Retour sur la conférence de Biz Stone
La venue à Montréal du cofondateur de Twitter, la semaine dernière, fut un événement marquant pour les médias. Le nombre d’articles couvrant la conférence prononcée à la Chambre de Commerce du Montréal métropolitain m’a vraiment surpris. Un exemple : faites une recherche pour Biz Stone dans Cyberpresse et vous trouverez 3 articles datés du 22 février plus celui de Nathalie Collard paru le 23. Pas mal pour un geek.
Je ne vous raconterai pas sa présentation, plusieurs journalistes de talent l’ont fait avant moi. Par contre, cette conférence a démarré un processus de réflexion que je tiens à partager ici.
Tout d’abord, les récits des startups de Silicon Valley me replongent toujours dans l’ambiance unique de l’endroit. Je suis chaque fois fasciné par cette culture de l’innovation, par l’omniprésence du capital de risque et par le bouillonnement engendré par ces quelques grandes firmes qui essaiment tant de jeunes pousses innovantes. Autrefois c’était HP, aujourd’hui c’est Google, mais il y en a tant d’autres qui fournissent des emplois tremplins aux jeunes entrepreneurs.

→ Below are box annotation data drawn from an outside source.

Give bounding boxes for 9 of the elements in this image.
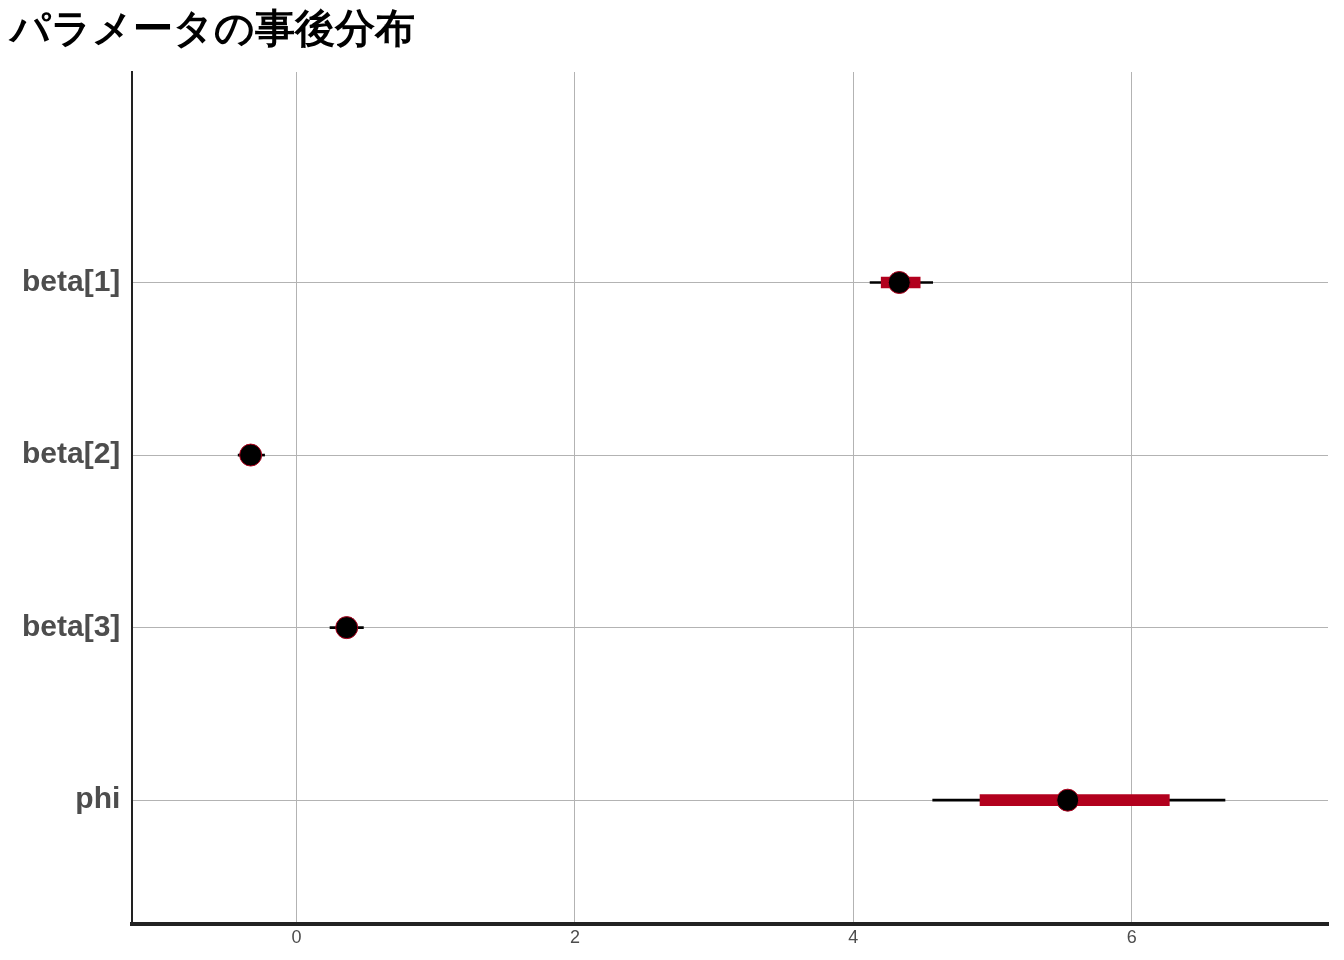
y-tick-label: beta[1] [21, 263, 121, 297]
x-tick-label: 0 [291, 927, 302, 948]
chart-title: パラメータの事後分布 [8, 5, 415, 52]
x-tick-label: 4 [848, 927, 859, 948]
x-tick-label: 2 [569, 927, 580, 948]
y-tick-label: phi [75, 781, 121, 815]
y-tick-label: beta[2] [21, 436, 121, 470]
x-tick-label: 6 [1126, 927, 1137, 948]
y-tick-label: beta[3] [21, 608, 121, 642]
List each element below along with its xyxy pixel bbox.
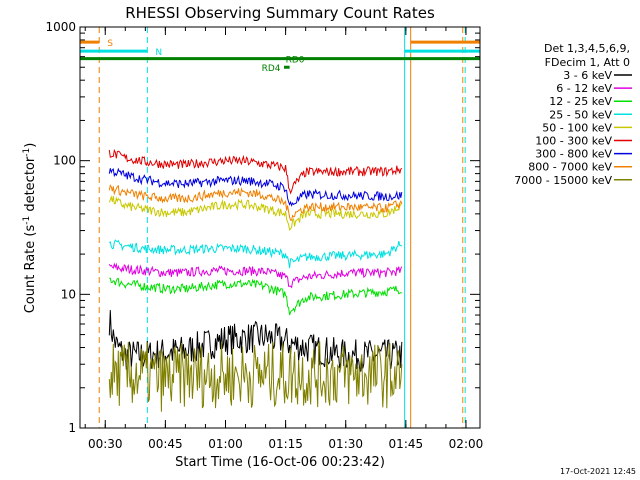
legend-label-0: 3 - 6 keV [563,69,612,82]
y-tick-label-1: 10 [61,287,76,301]
state-bar-label-s: S [107,39,113,49]
x-tick-label-3: 01:15 [268,437,303,451]
series-line-6 [108,167,403,207]
series-line-4 [108,195,403,231]
legend-label-7: 800 - 7000 keV [528,161,612,174]
y-tick-label-2: 100 [53,154,76,168]
y-tick-label-0: 1 [68,421,76,435]
x-tick-label-2: 01:00 [208,437,243,451]
series-line-7 [108,184,403,221]
legend-label-2: 12 - 25 keV [549,95,612,108]
series-line-0 [108,310,403,372]
legend-label-3: 25 - 50 keV [549,108,612,121]
y-axis-label-end: ) [23,143,38,148]
series-line-8 [108,341,403,412]
legend-label-8: 7000 - 15000 keV [514,174,612,187]
chart-title: RHESSI Observing Summary Count Rates [125,4,435,22]
x-tick-label-1: 00:45 [148,437,183,451]
x-axis-label: Start Time (16-Oct-06 00:23:42) [175,455,385,470]
timestamp: 17-Oct-2021 12:45 [560,467,636,476]
series-group [108,148,403,412]
legend-header-2: FDecim 1, Att 0 [545,56,630,69]
state-bar-label-rd0: RD0 [286,56,305,66]
y-axis-label: Count Rate (s-1 detector-1) [22,143,38,314]
series-line-3 [108,239,403,269]
x-tick-label-0: 00:30 [88,437,123,451]
legend-label-6: 300 - 800 keV [535,148,612,161]
y-axis-label-sup2: -1 [22,148,32,157]
plot-frame [79,26,481,429]
legend-label-4: 50 - 100 keV [542,121,612,134]
state-bar-label-rd4: RD4 [262,64,281,74]
series-line-2 [109,277,403,316]
legend-label-1: 6 - 12 keV [556,82,612,95]
x-tick-label-4: 01:30 [328,437,363,451]
legend-header-1: Det 1,3,4,5,6,9, [544,42,630,55]
series-line-1 [108,262,403,289]
x-tick-label-6: 02:00 [449,437,484,451]
y-axis-label-sup1: -1 [22,216,32,225]
x-axis: 00:30 00:45 01:00 01:15 01:30 01:45 02:00 [84,27,484,451]
y-axis: 1 10 100 1000 [45,20,480,435]
x-tick-label-5: 01:45 [389,437,424,451]
y-tick-label-3: 1000 [45,20,76,34]
series-line-5 [108,148,403,195]
legend-label-5: 100 - 300 keV [535,135,612,148]
legend: Det 1,3,4,5,6,9, FDecim 1, Att 0 3 - 6 k… [514,42,632,187]
state-bars: S N RD0 RD4 [80,39,480,74]
y-axis-label-main: Count Rate (s [23,225,38,314]
y-axis-label-mid: detector [23,156,38,216]
state-bar-label-n: N [155,48,162,58]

Ensuite, le dynamisme des échanges entre pairs et avec des mentors est toujours au cœur des récits de réussite. On ne réussit pas seul dans sa bulle, il est important d’échanger avec les autres pour faire évoluer nos idées. L’ouverture de ces discussions est capitale, si les craintes de se faire voler nos idées nous musèlent, elles musèlent aussi nos chances de succès.
Si on parle des réussites nées dans Silicon Valley, il est important de noter l’énorme taux d’échecs, tout à fait normal d’ailleurs. Innover signifie essayer, prendre des risques, on a donc de bonnes chances de se casser la figure. Mais ces échecs ne sont pas la fin du monde, juste des leçons pour le futur. J’ai pris note de la remarque de Biz Stone : j’aime embaucher quelqu’un qui a eu des échecs, ça prouve qu’il est capable d’essayer de nouvelles choses.

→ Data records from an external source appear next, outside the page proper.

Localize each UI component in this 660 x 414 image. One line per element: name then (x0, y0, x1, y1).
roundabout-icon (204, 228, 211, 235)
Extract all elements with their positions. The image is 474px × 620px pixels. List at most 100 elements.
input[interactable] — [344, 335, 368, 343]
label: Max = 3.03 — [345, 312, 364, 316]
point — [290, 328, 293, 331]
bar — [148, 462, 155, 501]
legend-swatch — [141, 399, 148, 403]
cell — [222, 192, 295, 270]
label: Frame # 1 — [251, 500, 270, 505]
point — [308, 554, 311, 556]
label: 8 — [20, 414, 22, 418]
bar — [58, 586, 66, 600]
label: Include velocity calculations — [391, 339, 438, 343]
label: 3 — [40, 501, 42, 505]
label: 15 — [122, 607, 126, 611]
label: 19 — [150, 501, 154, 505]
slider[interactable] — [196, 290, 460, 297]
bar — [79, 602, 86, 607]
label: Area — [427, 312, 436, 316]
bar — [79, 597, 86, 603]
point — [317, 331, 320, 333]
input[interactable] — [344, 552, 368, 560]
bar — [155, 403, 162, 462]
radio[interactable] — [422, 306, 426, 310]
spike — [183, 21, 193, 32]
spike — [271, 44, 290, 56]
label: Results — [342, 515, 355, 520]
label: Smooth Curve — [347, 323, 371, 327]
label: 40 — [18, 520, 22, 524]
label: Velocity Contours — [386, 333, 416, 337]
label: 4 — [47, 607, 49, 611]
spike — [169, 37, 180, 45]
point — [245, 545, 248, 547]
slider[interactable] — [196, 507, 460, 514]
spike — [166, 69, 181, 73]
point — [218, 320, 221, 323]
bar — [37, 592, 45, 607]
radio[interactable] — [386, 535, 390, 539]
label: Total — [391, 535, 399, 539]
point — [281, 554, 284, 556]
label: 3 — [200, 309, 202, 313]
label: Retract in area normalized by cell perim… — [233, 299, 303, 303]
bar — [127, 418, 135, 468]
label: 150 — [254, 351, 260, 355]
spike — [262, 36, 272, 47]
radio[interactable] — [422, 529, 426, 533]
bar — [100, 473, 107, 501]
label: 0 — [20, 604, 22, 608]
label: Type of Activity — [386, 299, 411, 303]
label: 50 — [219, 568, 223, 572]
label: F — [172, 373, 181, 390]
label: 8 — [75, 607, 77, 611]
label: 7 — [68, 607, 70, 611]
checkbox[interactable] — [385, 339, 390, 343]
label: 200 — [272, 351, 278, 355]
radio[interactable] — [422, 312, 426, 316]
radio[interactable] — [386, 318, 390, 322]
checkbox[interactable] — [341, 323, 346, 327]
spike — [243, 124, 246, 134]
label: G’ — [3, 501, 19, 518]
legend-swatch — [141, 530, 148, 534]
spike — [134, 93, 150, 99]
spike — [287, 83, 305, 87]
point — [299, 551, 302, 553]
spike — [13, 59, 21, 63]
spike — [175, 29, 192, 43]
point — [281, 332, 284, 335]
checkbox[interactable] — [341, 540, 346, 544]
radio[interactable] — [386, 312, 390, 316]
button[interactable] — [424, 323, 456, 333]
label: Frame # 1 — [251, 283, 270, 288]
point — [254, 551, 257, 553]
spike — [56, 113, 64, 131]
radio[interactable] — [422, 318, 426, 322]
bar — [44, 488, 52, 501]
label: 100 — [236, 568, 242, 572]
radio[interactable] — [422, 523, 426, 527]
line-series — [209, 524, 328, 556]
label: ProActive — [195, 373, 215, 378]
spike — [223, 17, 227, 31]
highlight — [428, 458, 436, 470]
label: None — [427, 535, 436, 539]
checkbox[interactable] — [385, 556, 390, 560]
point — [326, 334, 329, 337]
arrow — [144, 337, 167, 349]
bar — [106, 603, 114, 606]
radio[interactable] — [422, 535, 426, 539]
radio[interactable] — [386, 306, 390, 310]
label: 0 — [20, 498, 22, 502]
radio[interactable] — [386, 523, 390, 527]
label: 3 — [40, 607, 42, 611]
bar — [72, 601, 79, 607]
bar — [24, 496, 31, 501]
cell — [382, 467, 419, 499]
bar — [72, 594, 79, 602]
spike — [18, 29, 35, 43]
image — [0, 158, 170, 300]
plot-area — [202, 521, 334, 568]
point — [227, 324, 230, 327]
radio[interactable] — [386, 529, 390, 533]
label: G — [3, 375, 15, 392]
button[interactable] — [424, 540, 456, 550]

Finalement, les histoires de Silicon Valley ont un grand absent en comparaison avec notre réalité habituelle : jamais de gouvernement, de subventions, ce sont des réussites (ou des échecs) du secteur privé.
Si comme moi vous pensez qu’au 21e siècle le Québec aurait besoin d’un plan Sud pour compléter la vision du plan Nord (et diminuer notre dépendance vis-à-vis des ressources naturelles), pourquoi ne pas s’inspirer de ces idées? Moi je trouve ça motivant, vous qu’en pensez-vous?